Wow. I really didn't expect this kind of response. I see that my original Flash rant is up to 29 comments. I'm a little scared to read the ones I haven't read when I finally get back from vacation. I really seem to have pissed off a lot of people. That honestly was never my intention.
To some extent, I regret the "Flash Sucks" part of the discussion. Not because it's necessarily untrue, though: It's my honest opinion of Flash on Mac OS X - it's leaky, crash-prone and, well... sucks. But, I regret it because that statement has detracted from the real discussion that's been going on underneath it all. It seems to me that many Flash proponents are trying to write me off as "just another run-of-the-mill Flash Hater" predicting the demise of Flash "yet again". The same old story, nothing to see here. Move along, move along.
But I'm not a run-of-the-mill Flash hater, and I'm not predicting Flash's demise because I hate it. I'm not even predicting Flash's total demise, just the demise of Flash cum general purpose web-development tool. And my predictions are the result of a fairly thorough knowledge of the history of web development and a reasonably educated guess about where things are likely going next.
And you know what? Flash is the completely wrong approach for a general-purpose web development tool. Flash's current approach is anathema to what has become fairly widely recognized as good web development practices. The fact that Flash is fun or easy, or that the tools are great doesn't change that it is fundamentally flawed approach to doing web development.
And, believe it or not, I'm going on about this for the opposite motivation from hate. I'm dwelling on this because I don't want the many excellent Flash and Flex developers I've met to get screwed if the walls do come crumbling down. I can tell you stories about programmers I've known who spent a career working in PL360 or COBOL, only to find themselves without a job and with a skillset that was completely obsolete and not marketable. Take a look at this list and tell me how many languages you recognize. Languages go obsolete all the time. Some of the ones that have gone obsolete were bigger stars in their day than Flash is now.
Right now, we have fifteen years of web development evolution to look back upon. It's now a fairly mature space, and we are at a point where we have a pretty good idea of what things have worked and are sustainable and scaleable. We also have a pretty good idea of what things have not worked. And though you might disagree with me, when I look at the web technologies that have survived, the Flash plug-in is an anomaly. If the web is headed where it looks like it's headed, it's hard for me to see how Flash can continue to remain as relevant as it has up until now. That's not hate, that's just reality.

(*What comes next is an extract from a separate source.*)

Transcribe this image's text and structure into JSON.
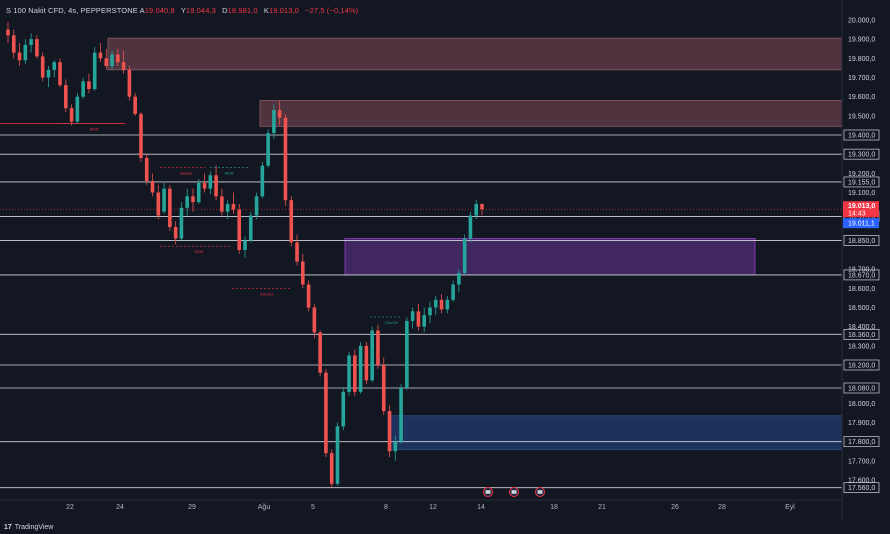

There might be a silver lining here, but I don't see it. Adobe's done too little too late when it comes to opening up Flash, and has done too little too late in the mobile realm period. Adobe can send out press releases about "billions of Flash-enabled mobile devices" till the cows come home, but it's simply not reality. It's just marketing types playing with semantics. Companies only mince words when they have something to hide. To a consumer, a Flash-enabled mobile device is one that can access most any Flash content that's anywhere on the web just as if they were at home on their computer. There aren't billions of devices that can do that. There aren't any devices that can do that yet.
And think of this. If Flash somehow maintains or increases its prevalence as a web development tool going forward, I'll have been wrong in a couple of blog postings on the Internet. If I'm right, an awful lot of people are going to be finding their skills less and less relevant and less and less marketable.
I've been wrong before. I can live with being wrong. But what if it turns out I am right? What if it turns out that after 26 years of being online1 and keeping abreast of the technology involved in online communications I actually know something about it? What if these rants aren't the result of hatred but are rather just an honest assessment of Flash's current place in a complex and ever-changing technology landscape? If you're a Flash developer, especially if Flash development is your only marketable software development skill, well… just make sure you can live with me being right. I'll continue to be able to put food on the table if I'm wrong about this. Please make sure you can say the same thing.
Just as an aside: I left my last full-time gig (at PeopleSoft) in 2002. I'm not sure if you remember, but 2002 was a pretty crappy economy. Not as bad as today overall, but it was a pretty rough time for programmers and software consultants because the dot com boom and subsequent bust had created a glut of tech workers. I started my first project as an independent consultant only four days after walking out the doors at PeopleSoft (two of which were a weekend). After that project (knock on wood) I've found steady work with very little unplanned downtime. The work hasn't always been in my preferred language or using my preferred tools, but I've always found work quickly because my most marketable skill is that I have a varied toolbox, an understanding of what tools exist outside of my toolbox, and a willingness to expand my toolbox if that's what I need to do to get a job done right. Languages and environments come and go. Don't tie your fortunes too tightly to something that can become obsolete unless you want to risk becoming obsolete yourself.
1 - I got my first modem in 1983, a hand-me-down acoustically coupled modem from a friend's dad who was a college professor. It was replaced less than a year later with a Hayes-compatible 1200 baud model. I had my first internet e-mail address in 1986 (a fidonet address through a BBS I called using PCPursuit), and I got first true Internet account in 1988 (a Unix shell account through my university that I accessed using Kemit). I had my first PPP internet account in 1992: a metered account through a company called holonet.